Сложна, многоярусна, во многом странна и непонятна, то открытая настежь, то недоступно упрятанная, жизнь бразильских городов. Глаз вбирает небоскребы, зеленую океанскую волну, зернистый чистый песок пляжей, белую статую Христа на холме, распростершего руки над Рио, и фавелы — скопища неприкрытой, безысходной нужды без проблеска надежды, слоняющуюся детвору, не знающую, чем себя занять, бесприютную среди пальм и рекламы. Для приехавшего ненадолго все это — врозь, отрывками, сценами, так что даже отмечаешь про себя щелчки воображаемой фотокамеры.

А для разгадки желательно и проникнуть поглубже, и смонтировать разноречивые кадры в непрерывную, связную ленту.

Книга Игоря Горанского мне видится подобием такой ленты, снятой со знанием дела и с настроением. Вполне возможно, дает себя знать его основная профессия: он тележурналист, привыкший вести съемки.
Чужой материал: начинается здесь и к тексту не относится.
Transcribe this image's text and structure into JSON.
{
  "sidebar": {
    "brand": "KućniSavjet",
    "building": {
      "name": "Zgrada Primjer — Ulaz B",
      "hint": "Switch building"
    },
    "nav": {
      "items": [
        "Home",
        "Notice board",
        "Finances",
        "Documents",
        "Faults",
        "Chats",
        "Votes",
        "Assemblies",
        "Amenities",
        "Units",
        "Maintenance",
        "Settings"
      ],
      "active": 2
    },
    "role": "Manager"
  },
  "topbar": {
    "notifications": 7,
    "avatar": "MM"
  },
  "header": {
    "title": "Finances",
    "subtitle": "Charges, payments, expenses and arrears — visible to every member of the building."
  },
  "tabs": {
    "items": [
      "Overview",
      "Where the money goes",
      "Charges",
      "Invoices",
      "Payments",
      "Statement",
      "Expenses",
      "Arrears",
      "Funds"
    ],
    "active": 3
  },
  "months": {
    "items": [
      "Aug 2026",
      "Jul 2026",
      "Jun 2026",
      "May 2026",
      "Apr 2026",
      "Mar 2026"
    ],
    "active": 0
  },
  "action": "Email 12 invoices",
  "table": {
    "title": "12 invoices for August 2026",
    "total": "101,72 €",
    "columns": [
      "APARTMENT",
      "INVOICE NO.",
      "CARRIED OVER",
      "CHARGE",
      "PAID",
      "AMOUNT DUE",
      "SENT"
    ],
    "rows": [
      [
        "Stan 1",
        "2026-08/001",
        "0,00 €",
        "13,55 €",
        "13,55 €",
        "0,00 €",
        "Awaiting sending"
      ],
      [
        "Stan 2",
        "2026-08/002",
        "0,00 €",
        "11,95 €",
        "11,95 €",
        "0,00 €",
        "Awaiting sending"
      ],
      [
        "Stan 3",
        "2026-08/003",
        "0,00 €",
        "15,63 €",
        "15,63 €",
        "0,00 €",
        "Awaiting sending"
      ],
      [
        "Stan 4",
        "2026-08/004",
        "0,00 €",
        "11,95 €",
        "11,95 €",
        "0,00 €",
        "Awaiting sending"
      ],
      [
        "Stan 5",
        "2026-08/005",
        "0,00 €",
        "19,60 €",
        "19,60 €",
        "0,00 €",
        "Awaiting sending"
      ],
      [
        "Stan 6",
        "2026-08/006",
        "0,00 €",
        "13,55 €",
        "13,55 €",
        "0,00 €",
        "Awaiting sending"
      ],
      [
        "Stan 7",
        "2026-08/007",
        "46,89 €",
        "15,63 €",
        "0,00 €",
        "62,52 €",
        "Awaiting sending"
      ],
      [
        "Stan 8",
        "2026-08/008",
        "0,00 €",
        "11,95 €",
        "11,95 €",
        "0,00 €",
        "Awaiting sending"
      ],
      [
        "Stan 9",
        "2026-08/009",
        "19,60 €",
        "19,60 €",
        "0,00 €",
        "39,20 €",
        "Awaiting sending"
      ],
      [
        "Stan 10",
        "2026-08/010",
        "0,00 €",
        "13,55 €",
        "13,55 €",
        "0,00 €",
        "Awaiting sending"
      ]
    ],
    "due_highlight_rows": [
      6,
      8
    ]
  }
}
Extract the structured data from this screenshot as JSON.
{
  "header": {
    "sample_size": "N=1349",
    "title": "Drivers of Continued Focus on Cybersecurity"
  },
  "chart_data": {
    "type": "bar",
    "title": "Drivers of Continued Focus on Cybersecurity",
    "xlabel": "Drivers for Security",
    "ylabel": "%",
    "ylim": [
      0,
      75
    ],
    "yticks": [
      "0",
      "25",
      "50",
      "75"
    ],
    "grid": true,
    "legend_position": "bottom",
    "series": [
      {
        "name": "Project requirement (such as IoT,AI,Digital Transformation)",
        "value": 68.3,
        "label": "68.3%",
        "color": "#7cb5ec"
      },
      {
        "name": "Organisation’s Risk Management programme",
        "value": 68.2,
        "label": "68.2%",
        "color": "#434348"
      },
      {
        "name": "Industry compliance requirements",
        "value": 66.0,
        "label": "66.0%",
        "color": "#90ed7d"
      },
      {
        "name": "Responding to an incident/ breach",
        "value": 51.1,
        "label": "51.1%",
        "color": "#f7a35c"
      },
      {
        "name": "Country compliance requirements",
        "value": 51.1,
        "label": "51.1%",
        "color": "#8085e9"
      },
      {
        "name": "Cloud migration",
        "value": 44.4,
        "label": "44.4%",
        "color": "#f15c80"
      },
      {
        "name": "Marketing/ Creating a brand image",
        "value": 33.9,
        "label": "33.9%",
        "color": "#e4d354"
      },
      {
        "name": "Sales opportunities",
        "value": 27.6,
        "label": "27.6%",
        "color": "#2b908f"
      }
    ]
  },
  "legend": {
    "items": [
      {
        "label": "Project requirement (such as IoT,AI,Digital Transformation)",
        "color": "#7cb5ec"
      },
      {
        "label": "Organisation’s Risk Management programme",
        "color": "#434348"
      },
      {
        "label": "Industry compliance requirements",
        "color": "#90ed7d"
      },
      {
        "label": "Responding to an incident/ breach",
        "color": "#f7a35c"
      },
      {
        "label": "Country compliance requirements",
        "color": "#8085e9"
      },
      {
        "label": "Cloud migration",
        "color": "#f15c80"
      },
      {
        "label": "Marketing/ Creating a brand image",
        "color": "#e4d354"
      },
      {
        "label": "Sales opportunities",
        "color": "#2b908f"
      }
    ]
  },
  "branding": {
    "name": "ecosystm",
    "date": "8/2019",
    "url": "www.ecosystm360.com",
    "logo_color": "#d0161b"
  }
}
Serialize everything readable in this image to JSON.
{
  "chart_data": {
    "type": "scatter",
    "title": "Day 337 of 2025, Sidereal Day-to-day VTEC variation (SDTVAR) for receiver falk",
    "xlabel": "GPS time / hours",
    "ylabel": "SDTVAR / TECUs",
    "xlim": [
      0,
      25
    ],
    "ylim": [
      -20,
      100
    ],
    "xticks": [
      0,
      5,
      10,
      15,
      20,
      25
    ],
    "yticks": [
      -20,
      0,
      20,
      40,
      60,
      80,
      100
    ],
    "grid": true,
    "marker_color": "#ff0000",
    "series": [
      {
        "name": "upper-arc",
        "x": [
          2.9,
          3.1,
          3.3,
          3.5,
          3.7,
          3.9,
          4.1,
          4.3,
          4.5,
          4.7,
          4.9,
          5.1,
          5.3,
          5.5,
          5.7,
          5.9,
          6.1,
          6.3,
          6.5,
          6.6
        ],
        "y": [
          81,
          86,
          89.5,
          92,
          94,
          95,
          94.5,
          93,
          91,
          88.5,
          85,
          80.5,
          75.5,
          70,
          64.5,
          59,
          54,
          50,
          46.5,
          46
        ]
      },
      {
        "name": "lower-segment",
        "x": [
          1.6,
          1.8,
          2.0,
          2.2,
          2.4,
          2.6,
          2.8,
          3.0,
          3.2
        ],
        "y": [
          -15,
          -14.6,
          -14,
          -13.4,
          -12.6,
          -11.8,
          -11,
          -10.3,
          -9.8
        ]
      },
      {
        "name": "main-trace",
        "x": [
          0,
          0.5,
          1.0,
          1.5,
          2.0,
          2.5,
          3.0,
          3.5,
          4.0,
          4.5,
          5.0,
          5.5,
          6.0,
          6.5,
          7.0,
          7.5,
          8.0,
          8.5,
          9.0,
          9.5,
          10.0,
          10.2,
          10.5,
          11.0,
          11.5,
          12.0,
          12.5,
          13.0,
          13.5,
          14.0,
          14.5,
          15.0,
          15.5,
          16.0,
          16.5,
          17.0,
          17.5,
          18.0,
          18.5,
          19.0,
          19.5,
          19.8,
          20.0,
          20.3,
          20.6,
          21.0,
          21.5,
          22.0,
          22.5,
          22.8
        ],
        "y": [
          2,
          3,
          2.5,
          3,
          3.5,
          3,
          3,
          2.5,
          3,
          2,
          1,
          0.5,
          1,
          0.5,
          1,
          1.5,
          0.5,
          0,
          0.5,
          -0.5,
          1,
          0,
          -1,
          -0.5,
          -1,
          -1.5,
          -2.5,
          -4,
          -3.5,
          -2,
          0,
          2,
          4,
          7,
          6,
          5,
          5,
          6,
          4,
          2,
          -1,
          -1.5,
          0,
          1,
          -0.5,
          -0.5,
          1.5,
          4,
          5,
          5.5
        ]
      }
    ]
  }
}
Гарринчу, выходца из самых низов народа, уроженца заштатного городишки, редкостное футбольное дарование вознесло на гребень успеха и славы. У него ничего не было за душой, кроме футбола, и когда для него футбол кончился, началась его гибель в одиночестве. Участь горькая и жалкая, трагическая в своей обыкновенности и непоправимости. За Гарринчу переживали долго и повсеместно. После одной заметки в «Футболе» о его злоключениях в редакцию пришло письмо из Ярославля с десятком ребячьих подписей: «Пусть приезжает к нам и учит нас играть».

Бразильцы, и отнюдь не одни болельщики, судьбу футболиста, бывшего их гордостью, дважды чемпиона мира, пережили остро, с чувством общей вины, она для них значила гораздо больше, чем просто судьба одного неудачника.

Вполне возможно, что Игорь Горанский не ставил перед собой далеко идущую и ко многому обязывающую цель — расшифровать загадку бразильского футбола. Однако его повесть о Гарринче позволяет ощутить и понять, как трудно, терпя жестокости и принося жертвы, вырастают прекрасными мастерами одаренные единицы из бедного люда, отдающие себя целиком и полностью футболу, с футболом связывающие все свои упования, как они бывают нужны всем и как становятся никому не нужными.